Riconoscimento ISBT per l'abbattimento delle emissioniGeotab è la prima azienda del settore telematico ha ottenere questo riconoscimento





Geotab ha annunciato di essere la prima azienda specializzata in telematica ad aver ricevuto la validazione e l’approvazione degli obiettivi di riduzione delle emissioni dalla Science Based Targets initiative (SBTi). Tali target soddisfano i criteri necessari per limitare l'aumento della temperatura globale a 1,5°C, l'obiettivo più ambizioso previsto dall'Accordo di Parigi.

 

(descrizione) L’impegno di Geotab include la riduzione del 50% rispetto al 2019 delle emissioni di gas serra Scope 1 e Scope 2 e Scope 3 entro il 2030.

"In Geotab non ci limitiamo a credere nella sostenibilità, ma la consideriamo il fulcro che ci guida nel nostro lavoro. Siamo orgogliosi di essere il primo fornitore di servizi telematici a ricevere il riconoscimento SBTi", ha dichiarato Edward Kulperger, Senior Vice President per l'Europa di Geotab. "Siamo consapevoli della nostra responsabilità nei confronti del mercato nell'adempi­mento dei requisiti di due diligence e ci impegniamo a misurare in modo trasparente le nostre emissioni di carbonio, supportando al contempo clienti e fornitori nel loro percorso. Il riconoscimento dell'SBTi avvalora i nostri continui sforzi volti a evitare danni ambientali irreversibili e la perdita di risorse naturali".

Aiutando le aziende ad accelerare il tasso di riduzione delle emissioni di carbonio e a scalare il proprio impegno per la sostenibilità, Geotab offre accesso a una suite di strumenti supportati dal più grande set di dati sulle prestazioni dei veicoli elettrici nel mercato, tra cui  l'Analisi Sostenibilità Veicolo Elettrico (EVSA), la Dashboard Green Fleet, il Temperature Tool per l'autonomia dei veicoli elettrici e lo strumento di EV Battery Degradation. 
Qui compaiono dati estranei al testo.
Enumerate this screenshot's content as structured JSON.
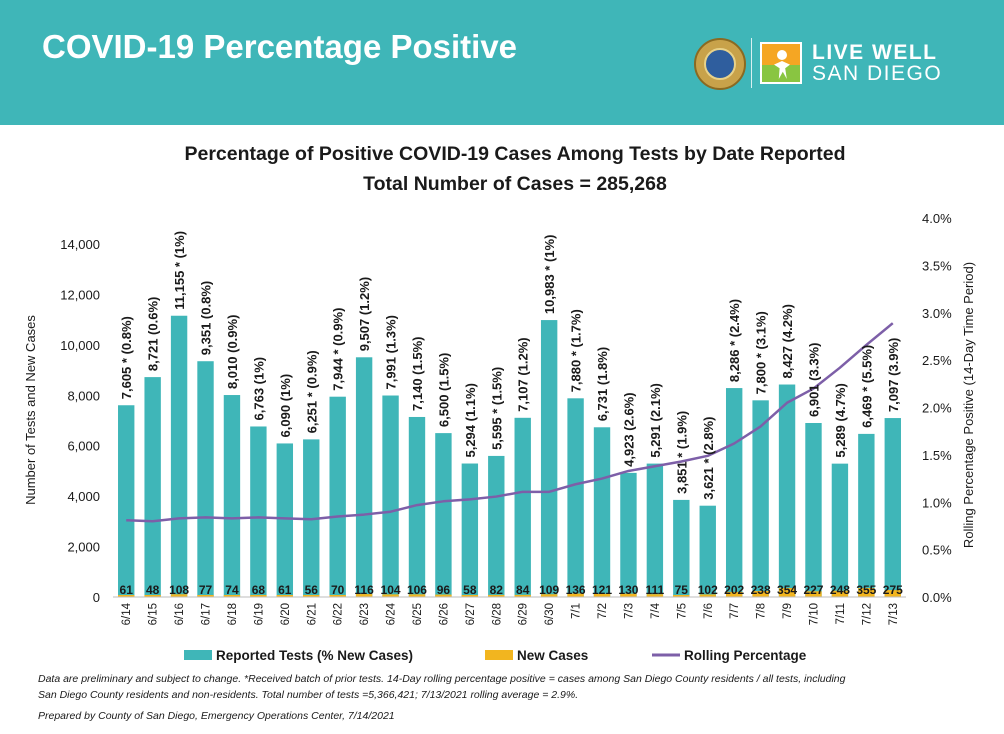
{
  "header": {
    "title": "COVID-19 Percentage Positive",
    "logo_line1": "LIVE WELL",
    "logo_line2": "SAN DIEGO"
  },
  "chart_data": {
    "type": "bar",
    "title": "Percentage of Positive COVID-19 Cases Among Tests by Date Reported",
    "subtitle": "Total Number of Cases = 285,268",
    "ylabel": "Number of Tests and New Cases",
    "y2label": "Rolling Percentage Positive (14-Day Time Period)",
    "ylim": [
      0,
      14000
    ],
    "yticks": [
      "0",
      "2,000",
      "4,000",
      "6,000",
      "8,000",
      "10,000",
      "12,000",
      "14,000"
    ],
    "y2lim": [
      0,
      4.0
    ],
    "y2ticks": [
      "0.0%",
      "0.5%",
      "1.0%",
      "1.5%",
      "2.0%",
      "2.5%",
      "3.0%",
      "3.5%",
      "4.0%"
    ],
    "categories": [
      "6/14",
      "6/15",
      "6/16",
      "6/17",
      "6/18",
      "6/19",
      "6/20",
      "6/21",
      "6/22",
      "6/23",
      "6/24",
      "6/25",
      "6/26",
      "6/27",
      "6/28",
      "6/29",
      "6/30",
      "7/1",
      "7/2",
      "7/3",
      "7/4",
      "7/5",
      "7/6",
      "7/7",
      "7/8",
      "7/9",
      "7/10",
      "7/11",
      "7/12",
      "7/13"
    ],
    "series": [
      {
        "name": "Reported Tests (% New Cases)",
        "color": "#3fb6b8",
        "values": [
          7605,
          8721,
          11155,
          9351,
          8010,
          6763,
          6090,
          6251,
          7944,
          9507,
          7991,
          7140,
          6500,
          5294,
          5595,
          7107,
          10983,
          7880,
          6731,
          4923,
          5291,
          3851,
          3621,
          8286,
          7800,
          8427,
          6901,
          5289,
          6469,
          7097
        ],
        "labels": [
          "7,605 * (0.8%)",
          "8,721 (0.6%)",
          "11,155 * (1%)",
          "9,351 (0.8%)",
          "8,010 (0.9%)",
          "6,763 (1%)",
          "6,090 (1%)",
          "6,251 * (0.9%)",
          "7,944 * (0.9%)",
          "9,507 (1.2%)",
          "7,991 (1.3%)",
          "7,140 (1.5%)",
          "6,500 (1.5%)",
          "5,294 (1.1%)",
          "5,595 * (1.5%)",
          "7,107 (1.2%)",
          "10,983 * (1%)",
          "7,880 * (1.7%)",
          "6,731 (1.8%)",
          "4,923 (2.6%)",
          "5,291 (2.1%)",
          "3,851 * (1.9%)",
          "3,621 * (2.8%)",
          "8,286 * (2.4%)",
          "7,800 * (3.1%)",
          "8,427 (4.2%)",
          "6,901 (3.3%)",
          "5,289 (4.7%)",
          "6,469 * (5.5%)",
          "7,097 (3.9%)"
        ]
      },
      {
        "name": "New Cases",
        "color": "#f2b51f",
        "values": [
          61,
          48,
          108,
          77,
          74,
          68,
          61,
          56,
          70,
          116,
          104,
          106,
          96,
          58,
          82,
          84,
          109,
          136,
          121,
          130,
          111,
          75,
          102,
          202,
          238,
          354,
          227,
          248,
          355,
          275
        ]
      },
      {
        "name": "Rolling Percentage",
        "color": "#7d5fa8",
        "axis": "right",
        "values": [
          0.81,
          0.8,
          0.83,
          0.84,
          0.83,
          0.84,
          0.83,
          0.82,
          0.85,
          0.87,
          0.9,
          0.97,
          1.01,
          1.03,
          1.06,
          1.11,
          1.11,
          1.19,
          1.25,
          1.33,
          1.38,
          1.43,
          1.49,
          1.62,
          1.8,
          2.05,
          2.2,
          2.42,
          2.66,
          2.89
        ]
      }
    ]
  },
  "footnotes": [
    "Data are preliminary and subject to change. *Received batch of prior tests. 14-Day rolling percentage positive = cases among San Diego County residents / all tests, including",
    "San Diego County residents and non-residents. Total number of tests =5,366,421; 7/13/2021 rolling average = 2.9%.",
    "Prepared by County of San Diego, Emergency Operations Center, 7/14/2021"
  ]
}
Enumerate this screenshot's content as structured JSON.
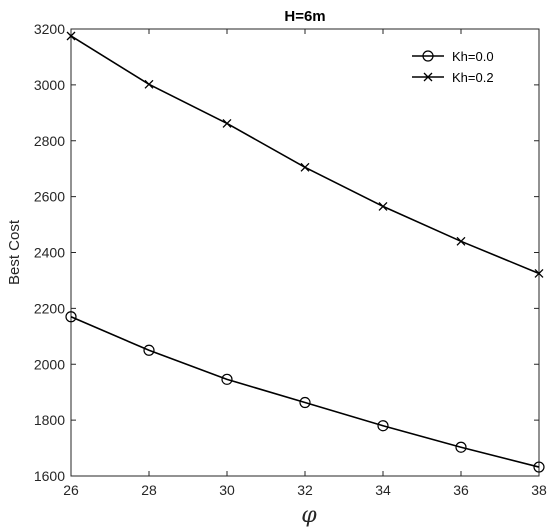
{
  "chart_data": {
    "type": "line",
    "title": "H=6m",
    "xlabel": "φ",
    "ylabel": "Best Cost",
    "x": [
      26,
      28,
      30,
      32,
      34,
      36,
      38
    ],
    "xlim": [
      26,
      38
    ],
    "ylim": [
      1600,
      3200
    ],
    "xticks": [
      26,
      28,
      30,
      32,
      34,
      36,
      38
    ],
    "yticks": [
      1600,
      1800,
      2000,
      2200,
      2400,
      2600,
      2800,
      3000,
      3200
    ],
    "grid": false,
    "legend_position": "top-right",
    "series": [
      {
        "name": "Kh=0.0",
        "marker": "circle",
        "color": "#000000",
        "values": [
          2170,
          2050,
          1946,
          1863,
          1780,
          1703,
          1632
        ]
      },
      {
        "name": "Kh=0.2",
        "marker": "x",
        "color": "#000000",
        "values": [
          3175,
          3002,
          2862,
          2705,
          2565,
          2440,
          2325
        ]
      }
    ]
  }
}
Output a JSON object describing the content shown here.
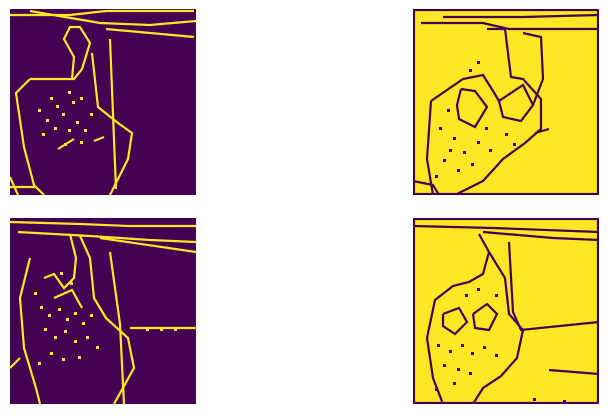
{
  "panels": [
    {
      "id": "p-tl",
      "variant": "dark"
    },
    {
      "id": "p-tr",
      "variant": "light"
    },
    {
      "id": "p-bl",
      "variant": "dark"
    },
    {
      "id": "p-br",
      "variant": "light"
    }
  ],
  "colors": {
    "dark": "#440154",
    "light": "#fde725",
    "accent": "#21918c"
  }
}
La SBTi definisce le best practice per la definizione di obiettivi basati su evidenze scientifiche al fine di contribuire a mobilitare le aziende verso un'economia a basse emissioni di carbonio. Nel 2019 l'organizzazione ha lanciato la campagna The Business Ambition for 1.5°C, in collaborazione con il Global Compact delle Nazioni Unite e l’associazione We Mean Business, che rappresenta un appello urgente all'azione affinché le aziende stabiliscano obiettivi in linea con la soglia del 1,5°C e prevedano un futuro a emissioni zero per evitare un peggioramento della crisi climatica.